Ia menekankan bahwa kesamaan dokumen ini mematahkan argumen penyidik yang mempertanyakan validitas bahan penelitian tim RRT.
“Informasi ini identik 100 persen sama dengan informasi yang ada di ijazah yang katakanlah diklaim asli ya. Artinya semua informasi yang ada di sini sah untuk diteliti,” kata Bonatua.
Bonatua juga memutuskan membagikan salinan tersebut ke media sosial pribadinya agar publik bisa ikut meneliti.
“Artinya, jika kalian mau teliti jangan pakai yang dibikin orang lain,” ucapnya.
Dalam pemeriksaan, Bonatua membela posisi tim RRT dengan argumen bahwa ijazah pejabat publik adalah public domain (ranah publik) yang sah untuk diteliti tanpa memerlukan izin khusus, sesuai UU Keterbukaan Informasi Publik.
“Kalau memang ijazah aslinya tidak ada, saya bisa cari data yang resmi yang disebut dokumen publik, yaitu dokumen pada saat beliau mendaftar menjadi pejabat publik,” jelas Bonatua.
Ia juga menepis keraguan penyidik mengenai lisensi atau sertifikasi tim RRT dalam melakukan penelitian.
“Peneliti itu keahlian, bukan profesi. Keahlian itu didapat dari pendidikan saya. S3 Doktor saya sudah cukup jadi bukti bahwa seseorang secara akademik adalah peneliti,” tegasnya.
Sementara itu, Roy Suryo melalui kuasa hukumnya, Refly Harun, membedah salinan ijazah yang dipegang Bonatua tersebut.
Roy pun mengklaim menemukan sejumlah kejanggalan teknis yang dinilai fatal dalam informasi di salinan ijazah tersebut.
Sorotan utama adalah ketiadaan tanggal pada stempel legalisir, baik pada salinan tahun 2014 yang dilegalisir Prof.

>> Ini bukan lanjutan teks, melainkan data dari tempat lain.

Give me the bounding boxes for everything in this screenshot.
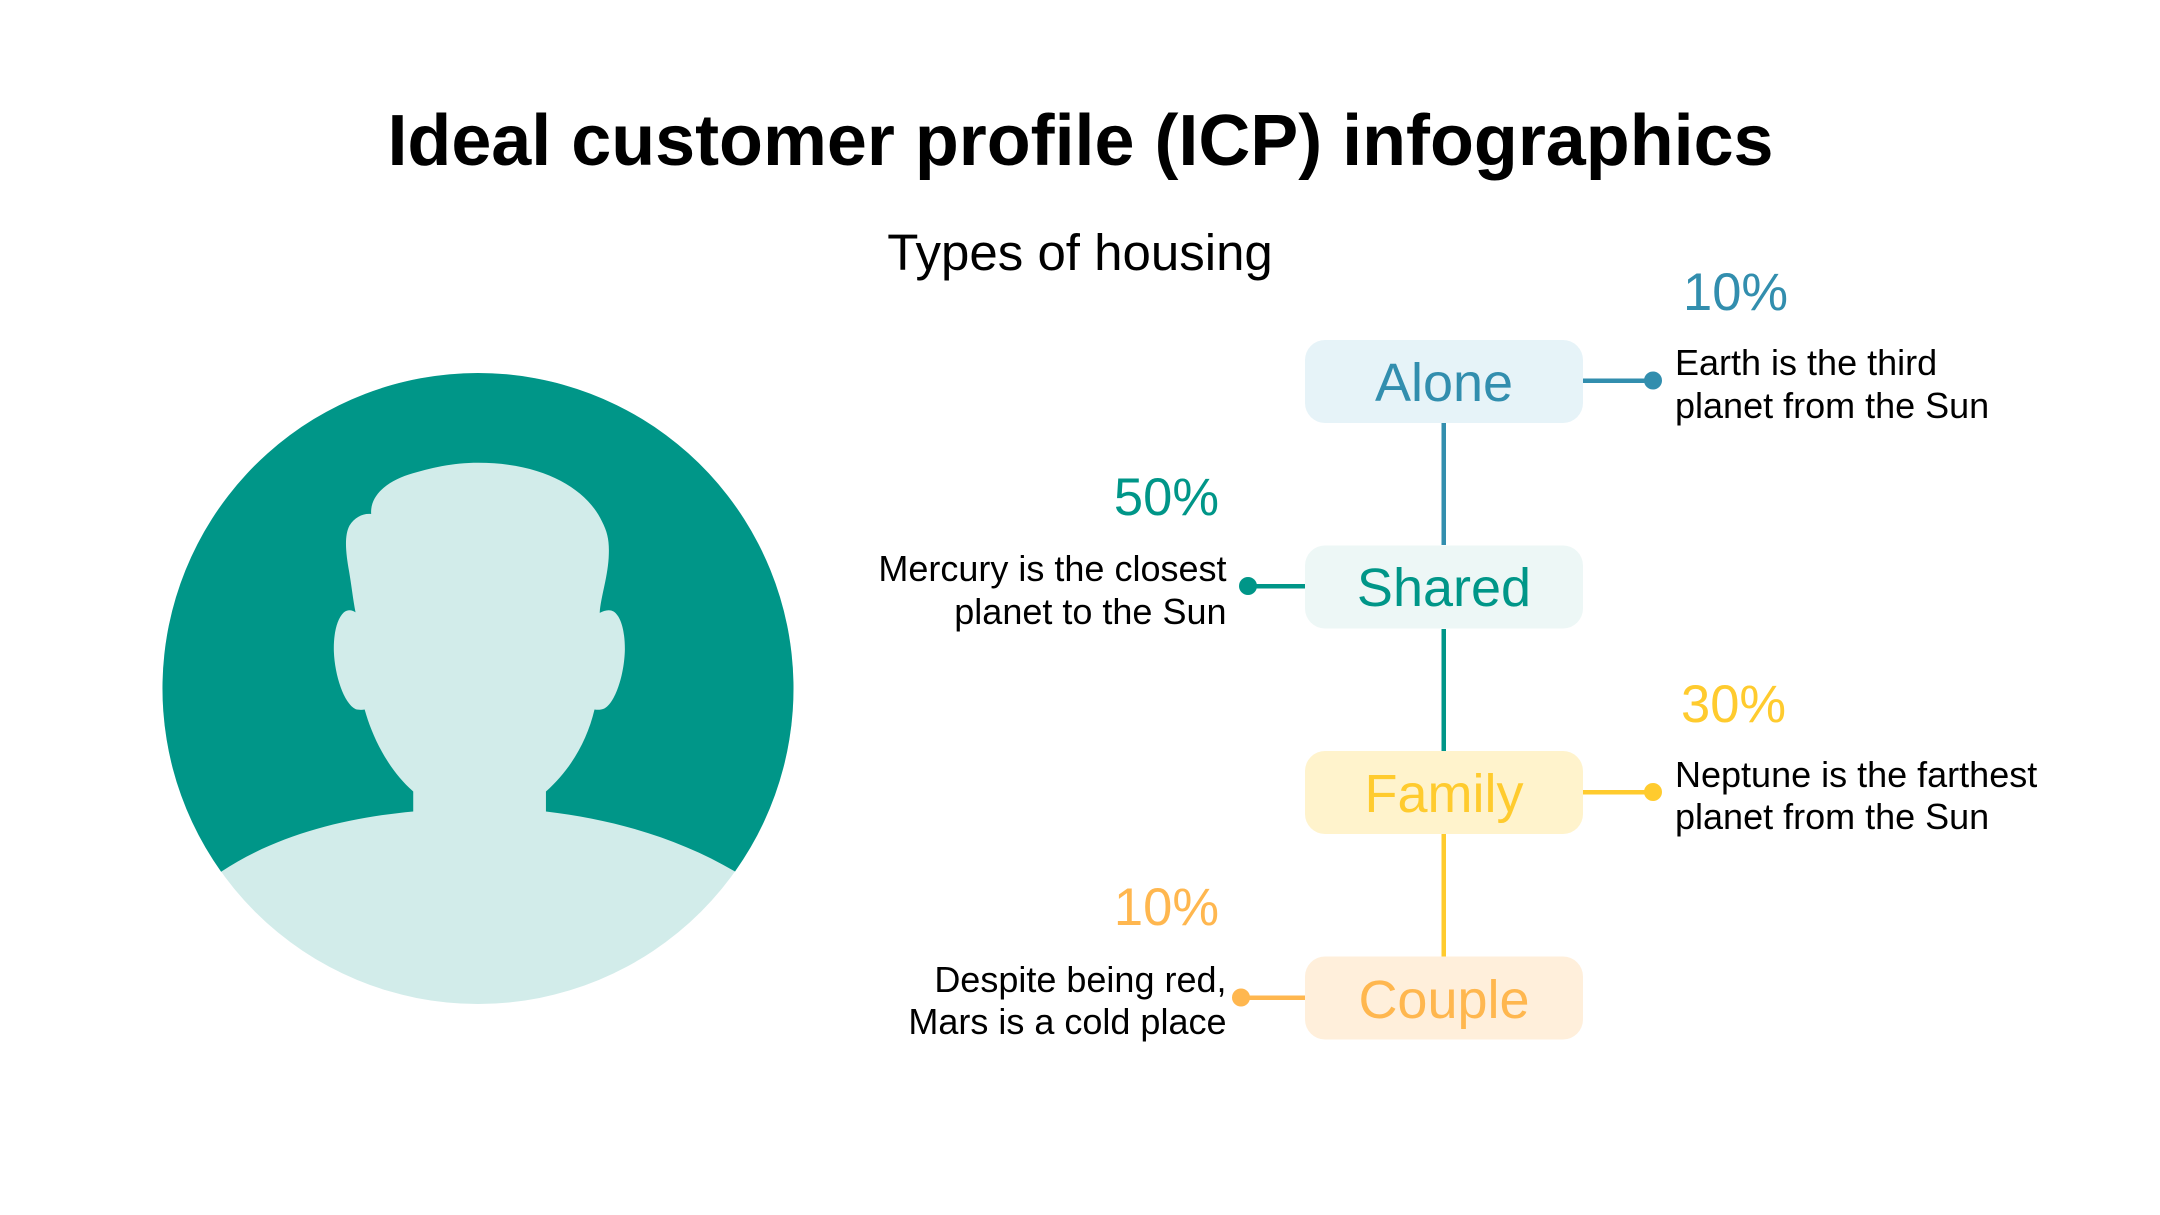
label: couple: Couple <box>1358 970 1530 1030</box>
title: Ideal customer profile (ICP) infographics <box>387 101 1774 181</box>
percentage: shared: 50% <box>1114 468 1219 527</box>
percentage: alone: 10% <box>1683 263 1788 322</box>
box: alone <box>1305 340 1583 423</box>
box: couple <box>1305 956 1583 1040</box>
percentage: family: 30% <box>1681 675 1786 734</box>
connector: shared to family <box>1442 629 1446 751</box>
connector dot: alone <box>1583 372 1662 390</box>
subtitle: types of housing: Types of housing <box>887 224 1273 281</box>
item: family <box>1305 675 2037 837</box>
connector dot: shared <box>1239 577 1305 595</box>
connector: family to couple <box>1442 834 1446 957</box>
connector dot: family <box>1583 783 1662 801</box>
description: alone: Earth is the third <box>1675 342 1937 383</box>
description: alone: planet from the Sun <box>1675 385 1989 426</box>
percentage: couple: 10% <box>1114 878 1219 937</box>
description: shared: planet to the Sun <box>954 591 1226 632</box>
label: alone: Alone <box>1375 353 1513 413</box>
item: couple <box>908 878 1583 1042</box>
connector: alone to shared <box>1442 422 1446 545</box>
item: shared <box>878 468 1583 632</box>
description: family: Neptune is the farthest <box>1675 754 2037 795</box>
icon: customer avatar <box>162 373 794 1004</box>
label: shared: Shared <box>1357 558 1531 618</box>
label: family: Family <box>1364 764 1524 824</box>
description: family: planet from the Sun <box>1675 796 1989 837</box>
description: shared: Mercury is the closest <box>878 548 1226 589</box>
connector dot: couple <box>1232 988 1305 1006</box>
box: family <box>1305 751 1583 834</box>
box: shared <box>1305 546 1583 628</box>
description: couple: Mars is a cold place <box>908 1001 1226 1042</box>
description: couple: Despite being red, <box>934 959 1226 1000</box>
item: alone <box>1305 263 1989 426</box>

Dr. Ir. Muhammad Naim maupun tahun 2019 yang dilegalisir Dr. Budiadi.
“Dua dokumen salinan ijazah Jokowi terlegalisir ini tidak mencantumkan tanggal, bulan, tahun legalisasinya. This is the question, kok tidak mencantumkan tanggal, bulan, tahun legalisasinya?” ujar Refly membacakan analisis Roy.
Selain itu, Roy menyoroti inkonsistensi bentuk fisik dari dua sampel salinan ijazah Jokowi dari segi format.
Salinan tahun 2014 tampak terkompresi secara horizontal hingga menyerupai bujur sangkar, berbeda dengan salinan 2019 yang lebih proporsional.
Ukuran kertas pun menjadi tanda tanya besar karena dinilai tidak sesuai dengan ukuran kertas ijazah UGM pada umumnya.
“Berukuran A4 atau kuarto, lebih kecil dari ukuran lazimnya ijazah UGM yang berukuran A3,” kata Roy.
Roy pun menilai ketidakidentikan ini menunjukkan buruknya proses verifikasi KPU terhadap dokumen calon pejabat negara.
“Kesalahan fatal tidak identiknya kedua salinan ijazah Jokowi terlegalisir di atas ini jelas menunjukkan bahwa tidak dilakukan proses identifikasi, apalagi otentifikasi dengan lembar ijazah aslinya,” tambahnya.
Meski menemukan kejanggalan fisik, Roy Suryo mengakui tidak bisa melakukan analisis digital forensik mendalam seperti Error Level Analysis (ELA) terhadap dokumen yang dibawa Bonatua.
Pasalnya, dokumen salinan ijazah tersebut hanya berupa fotokopi hitam putih.
“Secara teknis kedua salinan ijazah Jokowi terlegalisir di atas tidak bisa dianalisis dengan ELA dan juga tidak menampakkan watermark, emboss, dan berbagai detail penanda keaslian dokumen lainnya,” jelas Roy.
Karena identik, tim RRT tetap berpegang pada bukti primer berupa unggahan digital anggota PSI, Dian Sandi Utama, yang menurut mereka telah terbukti 99,9 persen palsu melalui metode ilmiah.
Dengan adanya bukti bahwa dokumen yang diteliti RRT identik dengan arsip KPU, kuasa hukum pun berharap kasus ini segera dihentikan.
“Karena itu kita berjuang agar kriminalisasi ini dihentikan dan kasus ini segera dihentikan juga karena tidak ada dasar hukum yang kuat untuk melanjutkan ke tahap apa pun,” tutup Refly.